My name is Michelot Michel, a South Florida native, and first-generation Haitian-American. I grew up in Miami as an only child. Without any siblings to amuse me, I developed a curious mind for the world around me. As I grew older, this curiosity transformed into an immense appreciation for science and discovery. I later attended high school at Maritime and Science Technology (MAST) Academy because of its strong marine science and college preparatory program. My time at MAST allowed me to explore my love for science while developing a desire for community service. This led me to pursue a career in medicine as it effortlessly combined my passion for science, discovery, and service. Four years later, I graduated with my Bachelor’s Degree in Biological Sciences with Honors, having completed several research projects that encompassed biomedical sciences and marine conservation. After graduating from college, I joined the EM Papper Clinical Immunology Lab at the Miami VA Medical Center as a Clinical Research Assistant. My work currently focuses on elucidating molecular markers and therapeutic targets for immune-related disorders such as Chronic Fatigue Syndrome and Gulf War Illness. The latter of which is focused directly on the US military veteran population who served in the Gulf War. As of late, I am in the process of applying to medical school, where I hope to continue my pursuit of a medical career filled with service and the advancement of knowledge.
Synopsis of Research:
The Environmental Epigenetics lab at Florida International University is a research group devoted to understanding the epigenetic mechanisms in marine organisms in response to changing environmental conditions. Epigenetics is defined as the study of heritable phenotype changes that do not involve changes in the DNA sequence.
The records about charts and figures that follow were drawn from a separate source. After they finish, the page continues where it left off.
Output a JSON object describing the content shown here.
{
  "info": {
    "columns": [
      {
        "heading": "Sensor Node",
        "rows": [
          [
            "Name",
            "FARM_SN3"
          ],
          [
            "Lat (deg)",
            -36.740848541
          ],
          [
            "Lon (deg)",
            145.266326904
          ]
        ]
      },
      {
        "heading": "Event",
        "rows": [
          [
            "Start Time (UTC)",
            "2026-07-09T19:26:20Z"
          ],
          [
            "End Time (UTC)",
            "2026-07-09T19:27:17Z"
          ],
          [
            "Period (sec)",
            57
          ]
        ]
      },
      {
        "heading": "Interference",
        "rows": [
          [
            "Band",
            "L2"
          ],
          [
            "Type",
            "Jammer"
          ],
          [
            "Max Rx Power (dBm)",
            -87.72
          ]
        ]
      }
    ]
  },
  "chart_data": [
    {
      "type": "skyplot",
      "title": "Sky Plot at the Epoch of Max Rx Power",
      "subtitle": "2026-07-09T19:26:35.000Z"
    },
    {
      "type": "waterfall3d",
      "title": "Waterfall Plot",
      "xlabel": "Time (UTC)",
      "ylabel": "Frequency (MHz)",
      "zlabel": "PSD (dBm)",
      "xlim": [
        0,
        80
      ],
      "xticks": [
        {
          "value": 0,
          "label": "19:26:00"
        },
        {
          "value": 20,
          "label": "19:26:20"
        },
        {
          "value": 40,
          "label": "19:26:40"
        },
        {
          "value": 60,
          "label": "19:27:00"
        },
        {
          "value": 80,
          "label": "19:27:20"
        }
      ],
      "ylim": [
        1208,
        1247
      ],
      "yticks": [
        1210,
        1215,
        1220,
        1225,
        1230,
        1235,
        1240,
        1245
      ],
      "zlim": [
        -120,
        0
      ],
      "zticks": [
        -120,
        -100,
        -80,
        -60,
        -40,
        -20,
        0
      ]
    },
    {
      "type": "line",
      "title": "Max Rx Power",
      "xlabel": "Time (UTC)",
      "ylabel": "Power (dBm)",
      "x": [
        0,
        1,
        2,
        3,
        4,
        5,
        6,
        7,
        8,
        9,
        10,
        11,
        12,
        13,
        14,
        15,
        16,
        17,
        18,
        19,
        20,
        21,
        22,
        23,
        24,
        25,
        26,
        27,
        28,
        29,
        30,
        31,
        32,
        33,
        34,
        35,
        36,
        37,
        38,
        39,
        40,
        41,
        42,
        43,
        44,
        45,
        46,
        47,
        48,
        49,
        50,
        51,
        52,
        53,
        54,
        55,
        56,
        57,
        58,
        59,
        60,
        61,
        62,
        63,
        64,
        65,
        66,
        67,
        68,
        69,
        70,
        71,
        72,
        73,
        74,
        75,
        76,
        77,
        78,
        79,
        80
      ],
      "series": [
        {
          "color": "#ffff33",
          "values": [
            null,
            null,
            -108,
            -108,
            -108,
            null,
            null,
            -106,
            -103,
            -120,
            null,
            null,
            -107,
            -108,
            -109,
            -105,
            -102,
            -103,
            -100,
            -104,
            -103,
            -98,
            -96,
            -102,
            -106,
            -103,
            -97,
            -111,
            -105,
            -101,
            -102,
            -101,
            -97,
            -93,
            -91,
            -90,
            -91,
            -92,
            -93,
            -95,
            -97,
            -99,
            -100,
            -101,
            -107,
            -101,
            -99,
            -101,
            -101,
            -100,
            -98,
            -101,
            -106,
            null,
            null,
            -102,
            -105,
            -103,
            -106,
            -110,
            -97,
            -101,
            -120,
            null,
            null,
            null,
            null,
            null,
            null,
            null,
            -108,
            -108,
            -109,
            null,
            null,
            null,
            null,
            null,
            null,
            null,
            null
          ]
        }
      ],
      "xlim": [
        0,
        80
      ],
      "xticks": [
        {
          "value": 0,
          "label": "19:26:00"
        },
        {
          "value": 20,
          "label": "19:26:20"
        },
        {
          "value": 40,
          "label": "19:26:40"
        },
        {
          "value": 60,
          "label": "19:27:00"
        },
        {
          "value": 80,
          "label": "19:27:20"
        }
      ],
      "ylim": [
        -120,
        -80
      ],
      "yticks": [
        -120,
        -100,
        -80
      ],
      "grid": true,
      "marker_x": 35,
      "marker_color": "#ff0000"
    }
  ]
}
Some notable epigenetic mechanisms include histone modifications, DNA methylation, and RNA silencing. This particular study aimed to characterize the seasonal patterns in DNA methylation in the gill tissue of the flat tree oyster (Isognomon alatus) and its response to temperature, pH and salinity variations in Miami’s Northern Biscayne Bay. The results of this work will help pave the way for expanding environmental epigenetic analyses and their application to the management and conservation of diverse ecologically and commercially relevant marine species.